Masques d'écriture
« Sur ce site, je me suis extériorisé.
J'ai cherché à plaire, avec le travestissement inhérent à l'exercice.
Mais ça m'apauvrit plus que je ne le réalise.
On se fait toujours un tort personnel lorsque l'on vit le désir de plaire. »
Quelques mots d'Alainx, exprimant un désir de changement.
Oui, on s'appauvrit en cherchant à plaire. On y perd son "âme", son esprit, sa singularité. Et probablement sa richesse. Et pourtant... cette richesse n'apparaît-elle pas à soi dans l'expression vers autrui ?
Très régulièrement je me dis que je me perds dans l'écriture. Á l'autre je "donne" de moi quelque chose que je ne suis pas, tout en ne donnant pas ce que je suis vraiment. Mais c'est à moi que je donne: je connais mieux ma pensée.

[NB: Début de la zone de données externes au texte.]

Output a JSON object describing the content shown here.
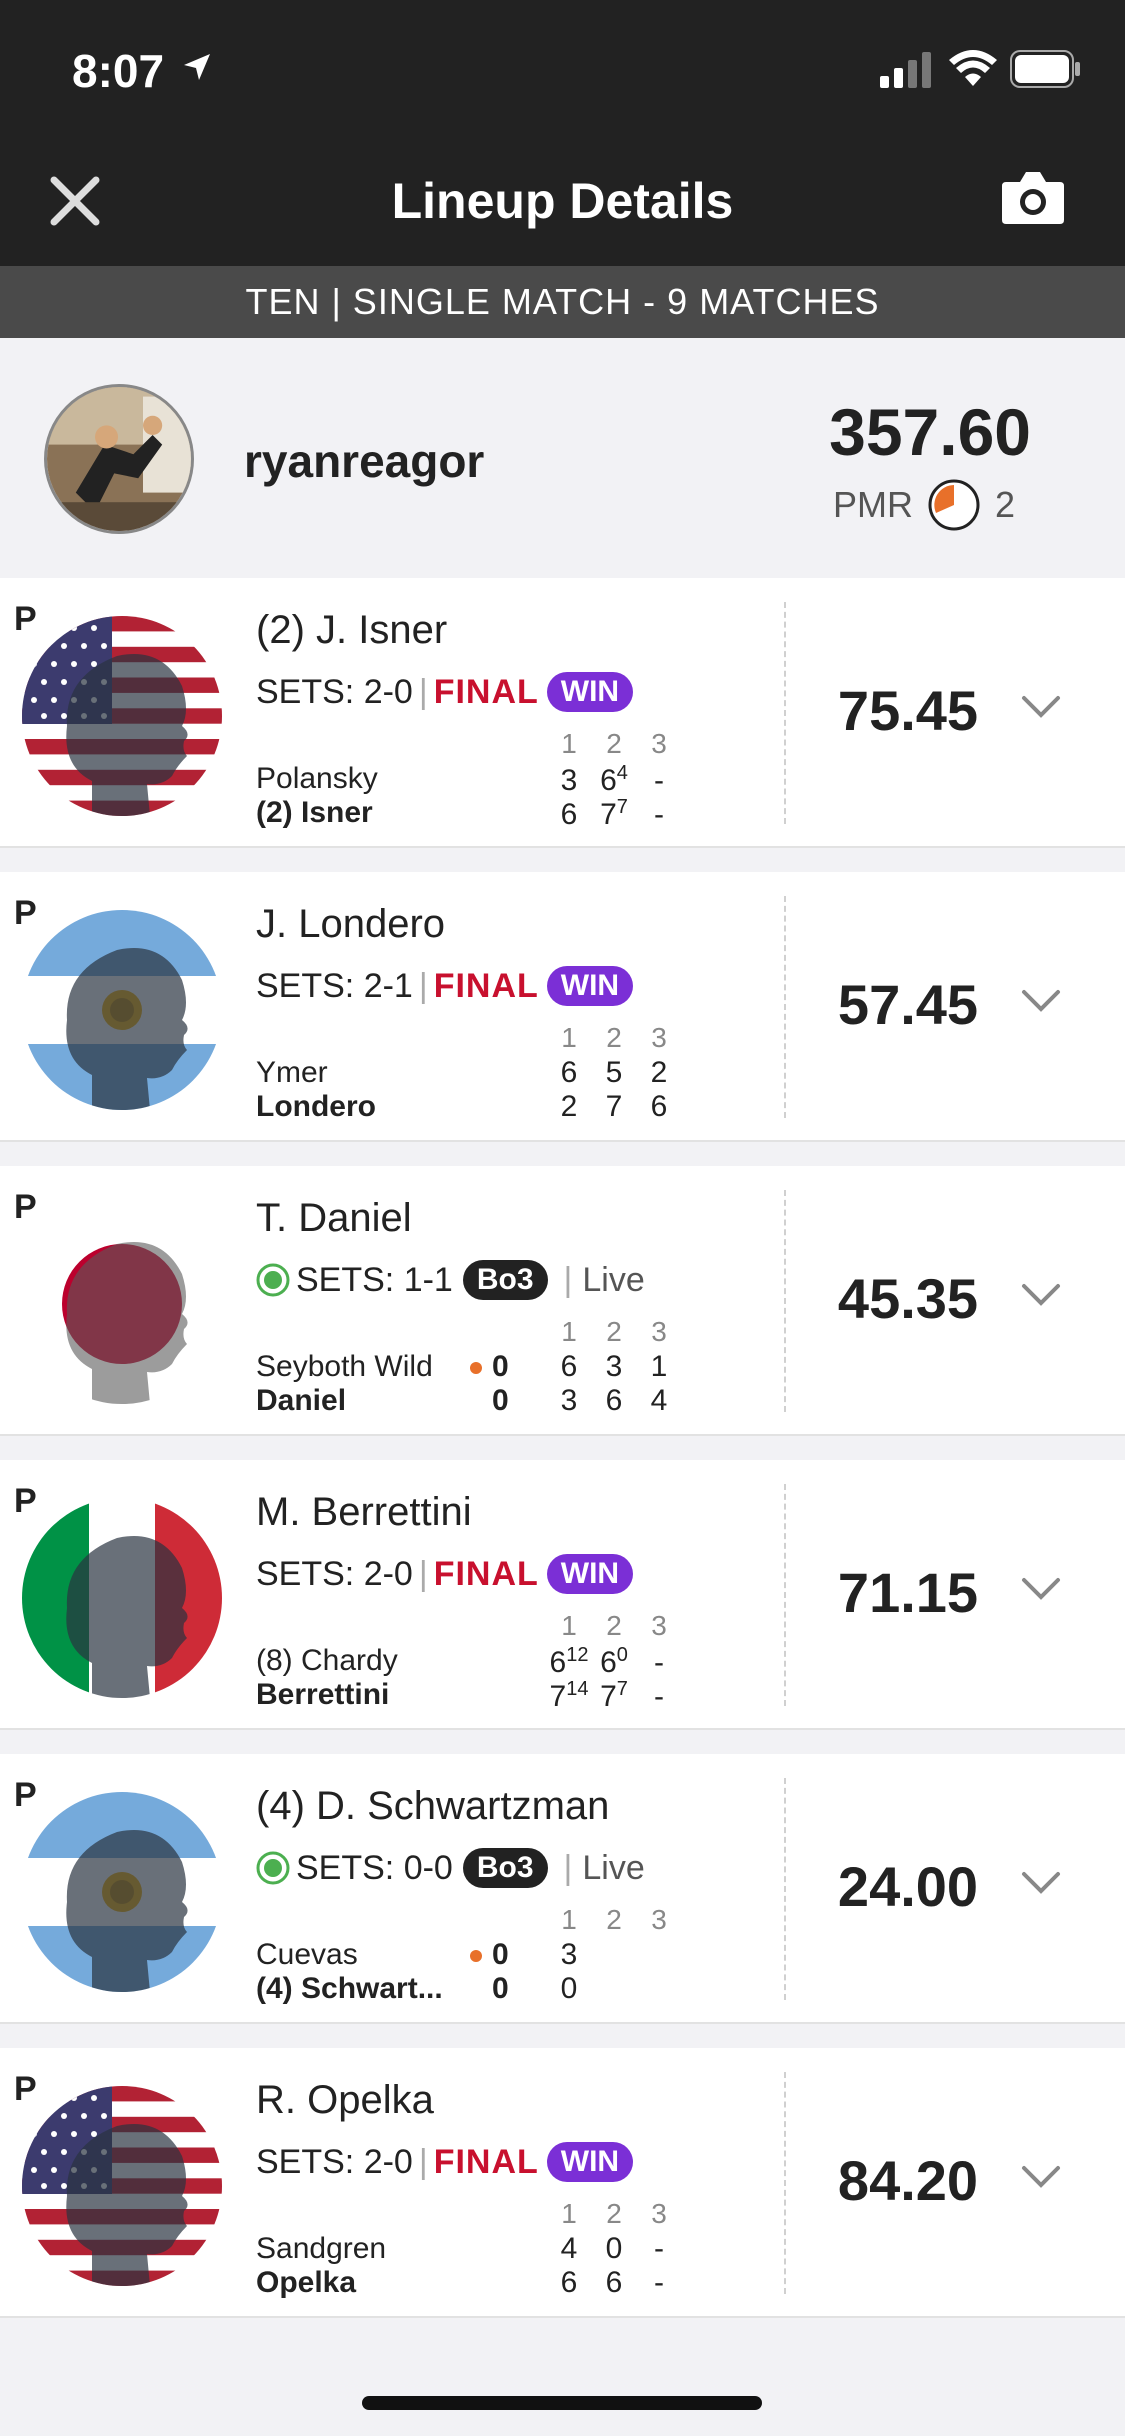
{
  "status_bar": {
    "time": "8:07"
  },
  "nav": {
    "title": "Lineup Details"
  },
  "subheader": "TEN | SINGLE MATCH - 9 MATCHES",
  "user": {
    "username": "ryanreagor",
    "score": "357.60",
    "pmr_label": "PMR",
    "pmr_value": "2"
  },
  "set_headers": [
    "1",
    "2",
    "3"
  ],
  "colors": {
    "final": "#c8102e",
    "win": "#7b2fd6",
    "live": "#4caf50",
    "serve_dot": "#e8702a"
  },
  "players": [
    {
      "pos": "P",
      "name": "(2) J. Isner",
      "flag": "usa-flag",
      "sets": "SETS: 2-0",
      "status": "FINAL",
      "result": "WIN",
      "opponent": "Polansky",
      "me": "(2) Isner",
      "opp_scores": [
        "3",
        "6",
        "-"
      ],
      "opp_tb": [
        "",
        "4",
        ""
      ],
      "me_scores": [
        "6",
        "7",
        "-"
      ],
      "me_tb": [
        "",
        "7",
        ""
      ],
      "points": "75.45"
    },
    {
      "pos": "P",
      "name": "J. Londero",
      "flag": "argentina-flag",
      "sets": "SETS: 2-1",
      "status": "FINAL",
      "result": "WIN",
      "opponent": "Ymer",
      "me": "Londero",
      "opp_scores": [
        "6",
        "5",
        "2"
      ],
      "opp_tb": [
        "",
        "",
        ""
      ],
      "me_scores": [
        "2",
        "7",
        "6"
      ],
      "me_tb": [
        "",
        "",
        ""
      ],
      "points": "57.45"
    },
    {
      "pos": "P",
      "name": "T. Daniel",
      "flag": "japan-flag",
      "sets": "SETS: 1-1",
      "format": "Bo3",
      "live": "Live",
      "opponent": "Seyboth Wild",
      "me": "Daniel",
      "opp_game": "0",
      "me_game": "0",
      "opp_scores": [
        "6",
        "3",
        "1"
      ],
      "me_scores": [
        "3",
        "6",
        "4"
      ],
      "points": "45.35"
    },
    {
      "pos": "P",
      "name": "M. Berrettini",
      "flag": "italy-flag",
      "sets": "SETS: 2-0",
      "status": "FINAL",
      "result": "WIN",
      "opponent": "(8) Chardy",
      "me": "Berrettini",
      "opp_scores": [
        "6",
        "6",
        "-"
      ],
      "opp_tb": [
        "12",
        "0",
        ""
      ],
      "me_scores": [
        "7",
        "7",
        "-"
      ],
      "me_tb": [
        "14",
        "7",
        ""
      ],
      "points": "71.15"
    },
    {
      "pos": "P",
      "name": "(4) D. Schwartzman",
      "flag": "argentina-flag",
      "sets": "SETS: 0-0",
      "format": "Bo3",
      "live": "Live",
      "opponent": "Cuevas",
      "me": "(4) Schwart...",
      "opp_game": "0",
      "me_game": "0",
      "opp_scores": [
        "3",
        "",
        ""
      ],
      "me_scores": [
        "0",
        "",
        ""
      ],
      "points": "24.00"
    },
    {
      "pos": "P",
      "name": "R. Opelka",
      "flag": "usa-flag",
      "sets": "SETS: 2-0",
      "status": "FINAL",
      "result": "WIN",
      "opponent": "Sandgren",
      "me": "Opelka",
      "opp_scores": [
        "4",
        "0",
        "-"
      ],
      "opp_tb": [
        "",
        "",
        ""
      ],
      "me_scores": [
        "6",
        "6",
        "-"
      ],
      "me_tb": [
        "",
        "",
        ""
      ],
      "points": "84.20"
    }
  ]
}
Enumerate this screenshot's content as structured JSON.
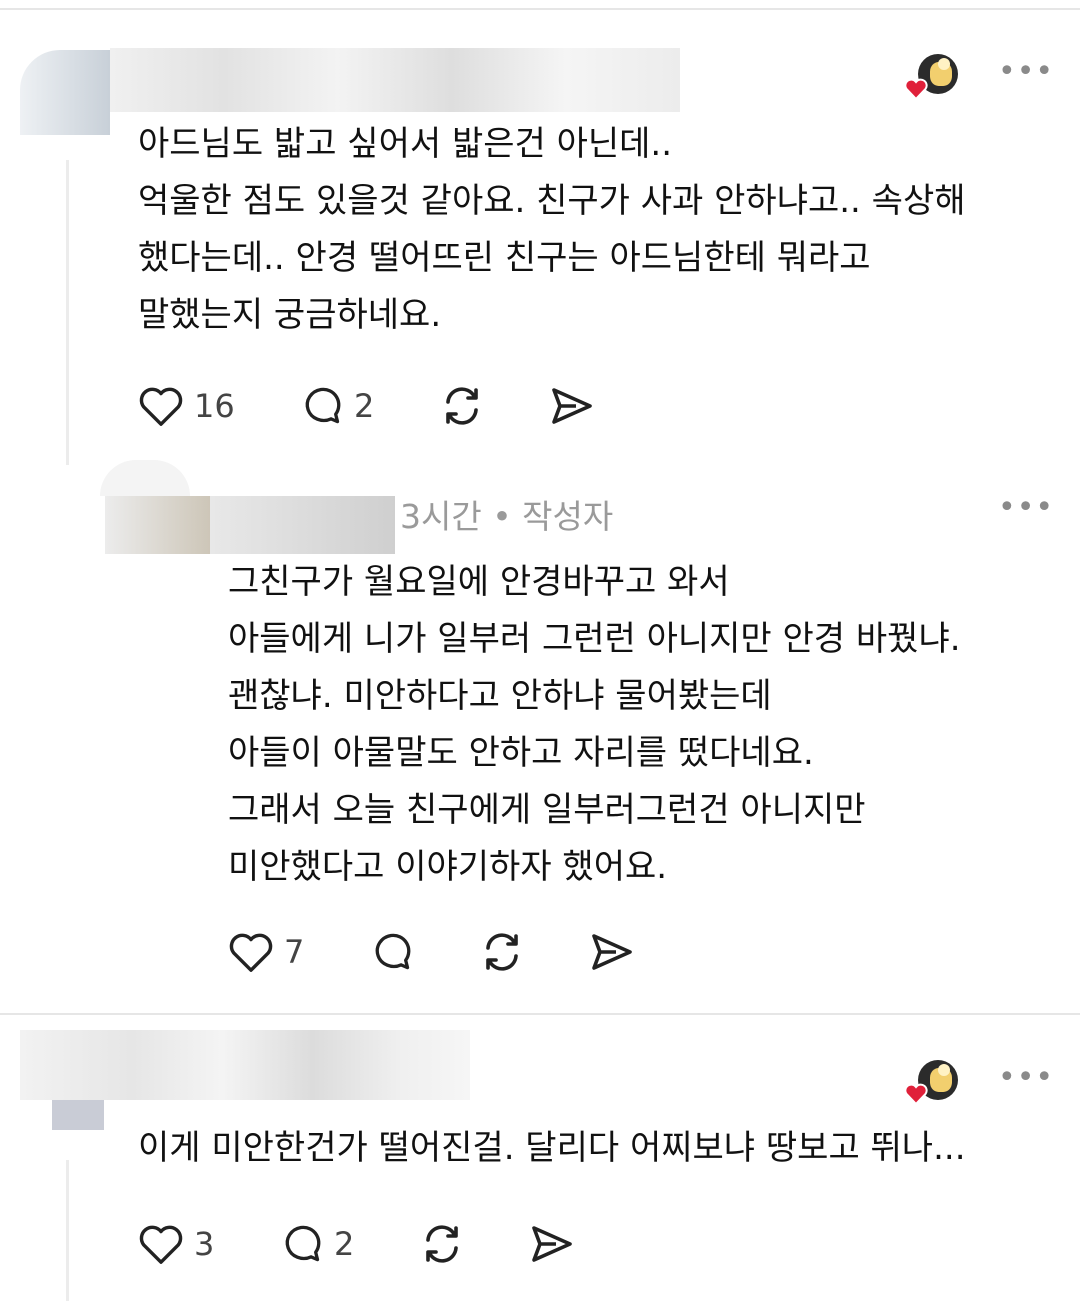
{
  "comments": [
    {
      "text": "아드님도 밟고 싶어서 밟은건 아닌데..\n억울한 점도 있을것 같아요. 친구가 사과 안하냐고.. 속상해\n했다는데.. 안경 떨어뜨린 친구는 아드님한테 뭐라고\n말했는지 궁금하네요.",
      "lines": [
        "아드님도 밟고 싶어서 밟은건 아닌데..",
        "억울한 점도 있을것 같아요. 친구가 사과 안하냐고.. 속상해",
        "했다는데.. 안경 떨어뜨린 친구는 아드님한테 뭐라고",
        "말했는지 궁금하네요."
      ],
      "likes": "16",
      "replies": "2"
    },
    {
      "meta": "3시간 • 작성자",
      "lines": [
        "그친구가 월요일에 안경바꾸고 와서",
        "아들에게 니가 일부러 그런런 아니지만 안경 바꿨냐.",
        "괜찮냐. 미안하다고 안하냐 물어봤는데",
        "아들이 아물말도 안하고 자리를 떴다네요.",
        "그래서 오늘 친구에게 일부러그런건 아니지만",
        "미안했다고 이야기하자 했어요."
      ],
      "likes": "7"
    },
    {
      "lines": [
        "이게 미안한건가 떨어진걸. 달리다 어찌보냐 땅보고 뛰나..."
      ],
      "likes": "3",
      "replies": "2"
    }
  ],
  "icons": {
    "like": "heart-icon",
    "reply": "comment-bubble-icon",
    "repost": "repost-icon",
    "share": "send-icon",
    "more": "more-dots-icon"
  },
  "colors": {
    "text": "#111111",
    "muted": "#9a9a9a",
    "divider": "#e6e6e6",
    "heart_badge": "#e0203a"
  }
}
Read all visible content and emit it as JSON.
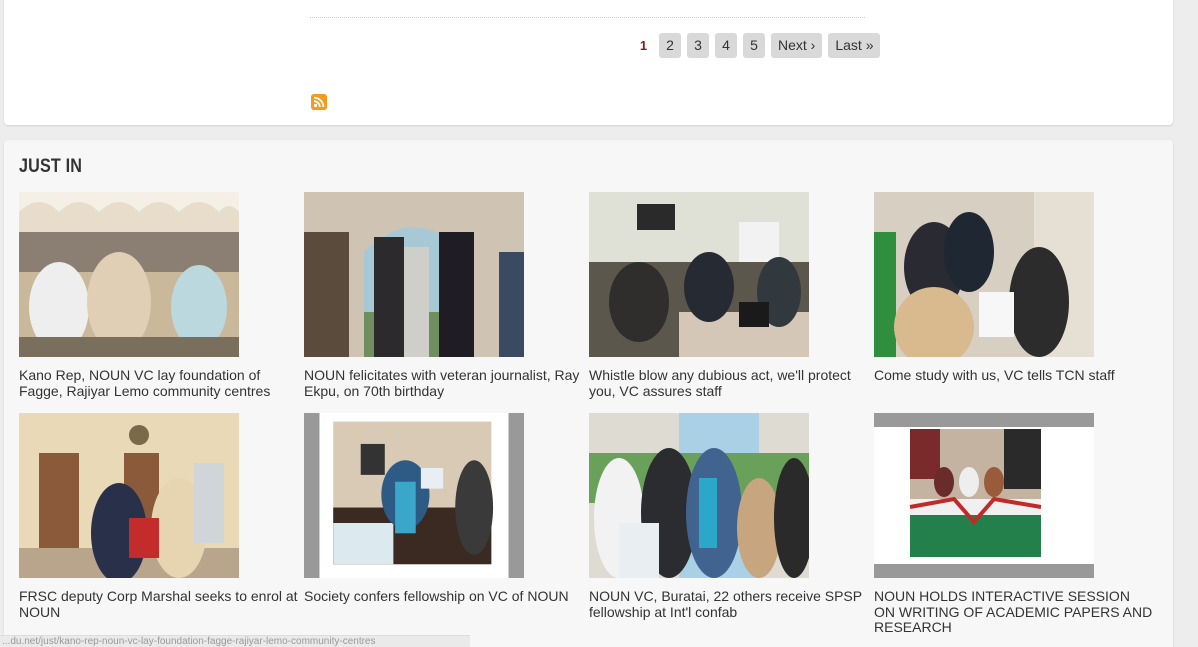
{
  "pagination": {
    "current": "1",
    "pages": [
      "2",
      "3",
      "4",
      "5"
    ],
    "next": "Next ›",
    "last": "Last »"
  },
  "section": {
    "title": "JUST IN"
  },
  "news": [
    {
      "title": "Kano Rep, NOUN VC lay foundation of Fagge, Rajiyar Lemo community centres"
    },
    {
      "title": "NOUN felicitates with veteran journalist, Ray Ekpu, on 70th birthday"
    },
    {
      "title": "Whistle blow any dubious act, we'll protect you, VC assures staff"
    },
    {
      "title": "Come study with us, VC tells TCN staff"
    },
    {
      "title": "FRSC deputy Corp Marshal seeks to enrol at NOUN"
    },
    {
      "title": "Society confers fellowship on VC of NOUN"
    },
    {
      "title": "NOUN VC, Buratai, 22 others receive SPSP fellowship at Int'l confab"
    },
    {
      "title": "NOUN HOLDS INTERACTIVE SESSION ON WRITING OF ACADEMIC PAPERS AND RESEARCH"
    }
  ],
  "status_url": "...du.net/just/kano-rep-noun-vc-lay-foundation-fagge-rajiyar-lemo-community-centres",
  "icons": {
    "rss": "rss-icon"
  }
}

En même temps j'ai l'impression que plus je cherche à être moi-même, plus je comprends que je ne peux l'être. Il y a quelque chose d'absurde dans tout ça. En pensée on est vraiment soi, mais sans échange. Et dans l'échange on n'est plus vraiment soi... parce que l'échange fausse la personnalité et met les pensées en mouvement. Qui suis-je vraiment ? Celui qui est solitaire ou celui qui échange ?
Peut-on prétendre à être soi dès qu'on entre en interaction avec l'altérité ? Quand j'écris devant un public, qui suis-je ? Moi, ou celui que je voudrais être ? N'est pas une vaine quête que celle de l'authenticité ? Peut-elle exister dès qu'on s'expose au regard d'autrui ?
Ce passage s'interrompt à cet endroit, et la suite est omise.